Here are several of 100% working, simple, and yet very powerful TIPs on how AWK can be used to parse/process the server log (apache’s “access.log”) to return the data about website visitors and other useful statistics:
1. Find the number of total unique visitors:
cat access.log | awk '{print $1}' | sort | uniq -c | wc -l
2. Find the number of unique visitors today:
cat access.log | grep `date '+%e/%b/%G'` | awk '{print $1}' | sort | uniq -c | wc -l
3. Find the number of unique visitors this month:
cat access.log | grep `date '+%b/%G'` | awk '{print $1}' | sort | uniq -c | wc -l
4. Find the number of unique visitors on arbitrary date – for example March 22nd of 2007:
cat access.log | grep 22/Mar/2007 | awk '{print $1}' | sort | uniq -c | wc -l
5. (based on #3) Find the number of unique visitors for the month of March:
cat access.log | grep Mar/2007 | awk '{print $1}' | sort | uniq -c | wc -l
6. Show the sorted statistics of “number of visits/requests” “visitor’s IP address”:
cat access.log | awk '{print "requests from " $1}' | sort | uniq -c | sort
- for better understanding here is a snapshot/part of the result:
- …. …. …. …. …. ….
4217 requests from 68.25.101.134
4374 requests from 78.14.245.20
4601 requests from 71.222.80.119
4829 requests from 92.73.226.209
4892 requests from 70.45.131.7
5003 requests from 214.178.52.97
5294 requests from 129.21.217.229
7249 requests from 68.32.32.64
15739 requests from 68.46.26.47
16105 requests from 61.299.15.129
29140 requests from 68.208.154.18
196452 requests from 139.21.68.20
603581 requests from 102.78.30.12
7. Similarly by adding “grep date”, as in above tips, the same statistics will be produces for “that” date:
cat access.log | grep 26/Mar/2007 | awk '{print "requests from " $1}' | sort | uniq -c | sort
Below is the “very general” about the above: :)

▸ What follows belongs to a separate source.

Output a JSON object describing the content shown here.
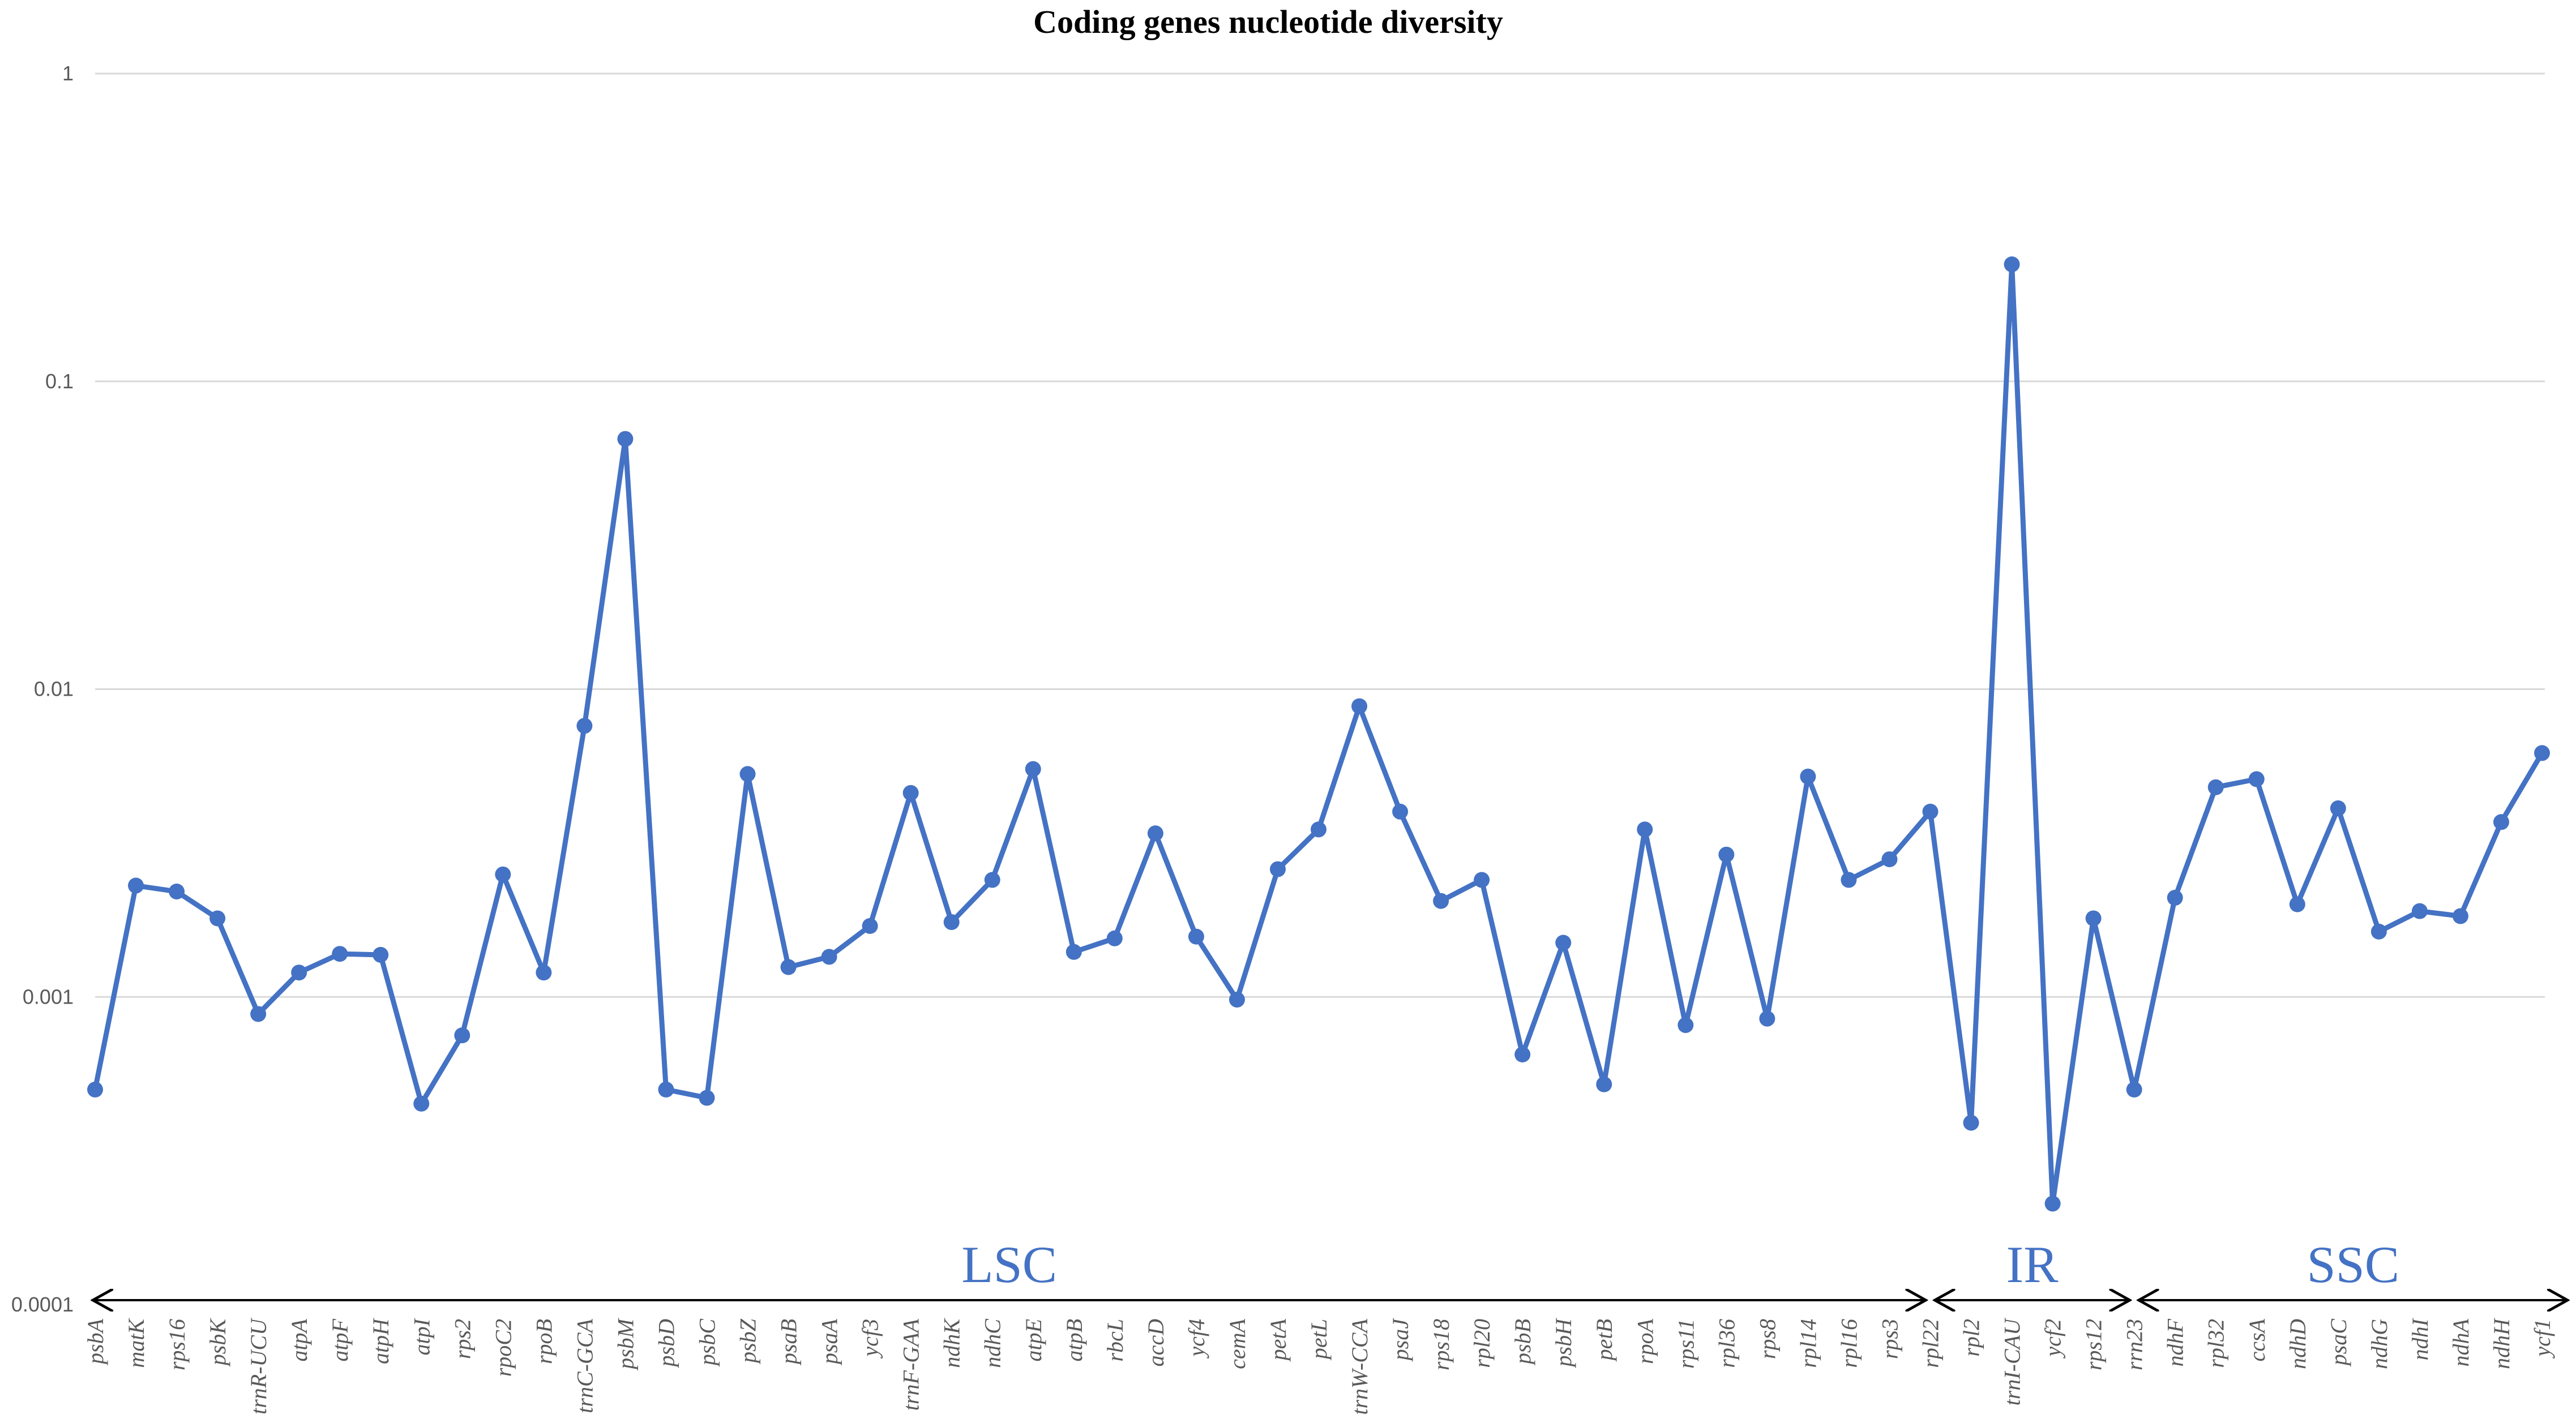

There is a certain point in the life of any website owner when he/she stops in the middle of the street/hall/train/plane puzzled with a question: “hm… how many creatures did actually see my work?”, or even “how many creatures did see my work today?” The answer lies in front of the eyes, we just often do not see it – due to the simple fact that
we are sure we see everything ;)
but it is there… there, in a server log.
There are tons of log analyzer software out there, just go to sourceforge.net and look for one – you’ll see plenty (good example is awstats), but what if something very simple needed, and what if installing all other software is overhead, and most of the cases, another security risk? Then we go to Google, find this blog and keep reading :)
There is a very powerful, yet not well used (known?) language/tool as AWK which is there on almost any Linux/Unix. The purpose is simple:
“AWK is a general purpose programming language that is designed for processing text-based data, either in files or data streams.”